SYNDICAT CANADIEN DES COMMUNICATIONS,

DE L'ÉNERGIE ET DU PAPIER ET

FEMMES-ACTION

les plaignants

- et -

COMMISSION CANADIENNE DES DROITS DE LA PERSONNE

la Commission

- et -

Bell Canada

l'intimée

DÉCISION CONCERNANT LES REQUÊTES VISANT À RÉEXAMINER
UNE DÉCISION ANTÉRIEURE, À EXCLURE UN RAPPORT D'EXPERT
ET À LIMITER LE CONTRE-INTERROGATOIRE D'UN TÉMOIN

2004 TCDP 26
2004/07/28

MEMBRES INSTRUCTEURS : J. Grant Sinclair Pierre Deschamps

TRADUCTION

A. Demande de réexamen de Bell - Contre-interrogatoire sur l'étude d'AT&T 1

B. Protocole d'entente- Étude conjointe 3

C. Formation des membres du comité conjoint 4

D. Le rapport d'expert de M. Gould au sujet du calcul des intérêts 4

E. Requête du SCEP visant à limiter le contre-interrogatoire de Mme Blackstaffe 5

[1] Le Tribunal est saisi de trois requêtes. Deux de ces requêtes émanent de l'intimée, Bell, tandis que l'autre a été présentée par le plaignant, le SCEP.

[2] Dans sa première requête, Bell demande que le Tribunal réexamine sa décision qui l'empêche de contre-interroger Mme Blackstaffe sur l'étude d'AT&T, le protocole d'entente de l'étude conjointe et la formation donnée aux membres du comité conjoint et du sous-comité.

[3] La deuxième requête de Bell vise à obtenir une ordonnance pour empêcher que le rapport d'expert du 25 mars 2004 de Dr Lawrence Gould sur le calcul des intérêts ne soit pas admis en preuve par le Tribunal ou sinon, pour faire retrancher certaines parties.

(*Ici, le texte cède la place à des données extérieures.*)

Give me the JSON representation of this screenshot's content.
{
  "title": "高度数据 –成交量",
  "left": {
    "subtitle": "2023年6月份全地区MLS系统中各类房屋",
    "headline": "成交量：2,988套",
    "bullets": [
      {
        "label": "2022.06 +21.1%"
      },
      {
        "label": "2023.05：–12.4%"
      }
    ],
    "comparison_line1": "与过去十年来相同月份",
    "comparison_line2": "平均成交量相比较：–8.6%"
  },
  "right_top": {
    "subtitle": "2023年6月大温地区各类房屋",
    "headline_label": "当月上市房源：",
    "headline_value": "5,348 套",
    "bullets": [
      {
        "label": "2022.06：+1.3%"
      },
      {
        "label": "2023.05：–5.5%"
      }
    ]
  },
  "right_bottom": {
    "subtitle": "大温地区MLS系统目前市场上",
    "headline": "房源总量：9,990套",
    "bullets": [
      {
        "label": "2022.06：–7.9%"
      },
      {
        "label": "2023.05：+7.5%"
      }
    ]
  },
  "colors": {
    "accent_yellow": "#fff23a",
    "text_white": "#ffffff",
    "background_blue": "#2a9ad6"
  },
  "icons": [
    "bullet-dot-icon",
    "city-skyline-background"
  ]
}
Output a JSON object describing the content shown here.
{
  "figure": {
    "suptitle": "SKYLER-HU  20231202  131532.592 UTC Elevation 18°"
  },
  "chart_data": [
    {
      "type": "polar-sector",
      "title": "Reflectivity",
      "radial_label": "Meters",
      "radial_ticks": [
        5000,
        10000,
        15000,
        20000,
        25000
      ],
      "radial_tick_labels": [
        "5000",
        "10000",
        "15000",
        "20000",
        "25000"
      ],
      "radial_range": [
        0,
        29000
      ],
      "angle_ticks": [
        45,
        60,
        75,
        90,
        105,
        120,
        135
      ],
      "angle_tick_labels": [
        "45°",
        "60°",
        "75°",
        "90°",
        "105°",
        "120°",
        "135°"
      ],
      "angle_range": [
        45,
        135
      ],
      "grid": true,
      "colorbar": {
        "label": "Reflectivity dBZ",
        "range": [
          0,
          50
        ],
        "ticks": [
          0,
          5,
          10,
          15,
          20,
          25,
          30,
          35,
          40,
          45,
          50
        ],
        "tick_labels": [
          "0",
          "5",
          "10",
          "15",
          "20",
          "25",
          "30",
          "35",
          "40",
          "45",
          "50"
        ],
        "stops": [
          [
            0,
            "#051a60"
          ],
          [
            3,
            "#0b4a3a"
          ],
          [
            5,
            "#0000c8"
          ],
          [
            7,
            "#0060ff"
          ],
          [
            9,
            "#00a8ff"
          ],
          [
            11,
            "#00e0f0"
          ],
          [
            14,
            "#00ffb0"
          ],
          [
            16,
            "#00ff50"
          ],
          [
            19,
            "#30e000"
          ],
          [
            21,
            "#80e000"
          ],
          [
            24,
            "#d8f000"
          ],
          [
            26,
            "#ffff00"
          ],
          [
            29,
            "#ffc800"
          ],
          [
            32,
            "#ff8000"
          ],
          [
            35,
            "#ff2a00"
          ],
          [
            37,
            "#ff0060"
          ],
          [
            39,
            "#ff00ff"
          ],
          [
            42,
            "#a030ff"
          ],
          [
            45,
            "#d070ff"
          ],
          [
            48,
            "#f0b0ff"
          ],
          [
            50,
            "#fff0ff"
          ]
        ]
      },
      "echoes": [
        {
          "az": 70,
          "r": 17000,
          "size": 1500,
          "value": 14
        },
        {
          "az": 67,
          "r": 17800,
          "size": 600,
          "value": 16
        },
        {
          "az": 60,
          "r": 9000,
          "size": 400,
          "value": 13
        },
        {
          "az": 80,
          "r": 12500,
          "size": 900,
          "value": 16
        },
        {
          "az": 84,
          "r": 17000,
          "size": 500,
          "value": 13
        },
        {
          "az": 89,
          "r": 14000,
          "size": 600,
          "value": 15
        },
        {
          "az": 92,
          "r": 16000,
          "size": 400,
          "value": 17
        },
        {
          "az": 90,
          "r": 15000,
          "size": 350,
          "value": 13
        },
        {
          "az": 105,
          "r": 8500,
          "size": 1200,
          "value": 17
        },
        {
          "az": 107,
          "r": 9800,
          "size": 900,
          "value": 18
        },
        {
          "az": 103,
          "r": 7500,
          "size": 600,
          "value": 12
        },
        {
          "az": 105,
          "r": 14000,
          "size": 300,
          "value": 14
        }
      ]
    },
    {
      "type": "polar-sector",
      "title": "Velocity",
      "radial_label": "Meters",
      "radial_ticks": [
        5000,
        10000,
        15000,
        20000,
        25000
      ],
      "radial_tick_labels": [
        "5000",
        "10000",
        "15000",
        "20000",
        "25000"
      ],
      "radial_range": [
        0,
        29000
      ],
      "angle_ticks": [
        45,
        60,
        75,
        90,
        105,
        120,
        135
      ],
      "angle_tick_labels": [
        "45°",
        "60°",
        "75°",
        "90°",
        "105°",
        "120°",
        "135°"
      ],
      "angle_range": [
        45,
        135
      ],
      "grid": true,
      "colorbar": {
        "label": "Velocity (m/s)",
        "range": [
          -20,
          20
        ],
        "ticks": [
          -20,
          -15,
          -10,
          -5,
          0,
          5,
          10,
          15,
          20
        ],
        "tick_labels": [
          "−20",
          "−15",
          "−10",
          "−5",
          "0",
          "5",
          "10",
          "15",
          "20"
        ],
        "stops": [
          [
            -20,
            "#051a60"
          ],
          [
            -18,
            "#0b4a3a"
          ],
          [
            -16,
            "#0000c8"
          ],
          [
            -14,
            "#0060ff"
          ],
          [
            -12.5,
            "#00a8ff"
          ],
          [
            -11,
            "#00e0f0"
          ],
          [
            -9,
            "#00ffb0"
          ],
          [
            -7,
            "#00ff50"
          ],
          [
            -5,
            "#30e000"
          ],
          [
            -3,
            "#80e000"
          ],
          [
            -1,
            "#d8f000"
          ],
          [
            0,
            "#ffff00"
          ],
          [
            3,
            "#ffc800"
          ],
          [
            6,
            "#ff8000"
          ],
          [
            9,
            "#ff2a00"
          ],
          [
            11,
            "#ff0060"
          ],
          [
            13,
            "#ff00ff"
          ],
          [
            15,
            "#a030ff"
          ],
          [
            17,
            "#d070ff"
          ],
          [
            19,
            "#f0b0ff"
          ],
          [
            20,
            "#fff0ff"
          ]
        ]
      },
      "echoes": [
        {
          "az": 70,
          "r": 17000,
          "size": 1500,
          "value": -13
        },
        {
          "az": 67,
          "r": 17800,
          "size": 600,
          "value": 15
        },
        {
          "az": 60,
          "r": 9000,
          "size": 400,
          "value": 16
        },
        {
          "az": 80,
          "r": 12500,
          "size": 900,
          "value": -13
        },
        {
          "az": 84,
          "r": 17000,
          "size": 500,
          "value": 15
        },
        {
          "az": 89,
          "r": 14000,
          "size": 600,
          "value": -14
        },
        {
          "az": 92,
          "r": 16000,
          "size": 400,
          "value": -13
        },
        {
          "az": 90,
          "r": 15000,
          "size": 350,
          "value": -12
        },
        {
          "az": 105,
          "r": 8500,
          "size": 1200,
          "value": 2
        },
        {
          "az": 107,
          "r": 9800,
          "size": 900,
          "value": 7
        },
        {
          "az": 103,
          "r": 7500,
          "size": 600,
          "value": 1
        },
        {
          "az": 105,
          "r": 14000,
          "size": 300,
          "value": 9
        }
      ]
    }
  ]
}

[4] Le SCEP demande que la durée restante du contre-interrogatoire de Mme Blackstaffe par Bell soit limitée et propose plus précisément qu'on mette fin à celui-ci le 14 septembre 2004.

A. Demande de réexamen de Bell - Contre-interrogatoire sur l'étude d'AT&T

[5] Dans son interrogatoire principal, Mme Blackstaffe a affirmé que le sous-comité chargé de l'étude conjointe s'est rendu au New Jersey pour discuter avec des représentants d'AT&T et des Travailleurs en Communication d'Amérique de leur étude d'évaluation des postes. Bell s'est vigoureusement opposée à ce témoignage, car Mme Blackstaffe n'avait pas une connaissance personnelle directe de l'étude d'AT&T. Bell a également fait valoir que ce témoignage n'était pas pertinent, que l'étude d'AT&T n'a jamais été mise en uvre et qu'elle ne pouvait, par conséquent, servir à évaluer l'étude conjointe. Bell a également émis la crainte que le témoignage de Mme Blackstaffe soit fondé sur des ouï-dire, sur ce que lui avaient dit des gens ayant participé à l'étude d'AT&T qui ne pouvaient être contre-interrogés.

[6] Le Tribunal a conclu que Mme Blackstaffe pouvait être interrogée au sujet de la visite du sous-comité au New Jersey, de l'information qu'elle a obtenue et de l'usage que le sous-comité en a fait. Par la suite, Bell, faisant fi de ses objections antérieures, a demandé de contre-interroger Mme Blackstaffe au sujet de l'étude d'AT&T et plus particulièrement de l'écart entre les résultats attribués aux épisseurs de câbles par rapport aux téléphonistes d'AT&T et ceux attribués à ces deux types de poste dans l'étude conjointe. Le Tribunal n'a pas autorisé la poursuite de cet interrogatoire vu qu'il impliquait d'avoir une connaissance directe de l'étude d'AT&T et exigeait une comparaison évaluative, la compétence de Mme Blackstaffe n'ayant pas été établie ni dans un cas ni dans l'autre.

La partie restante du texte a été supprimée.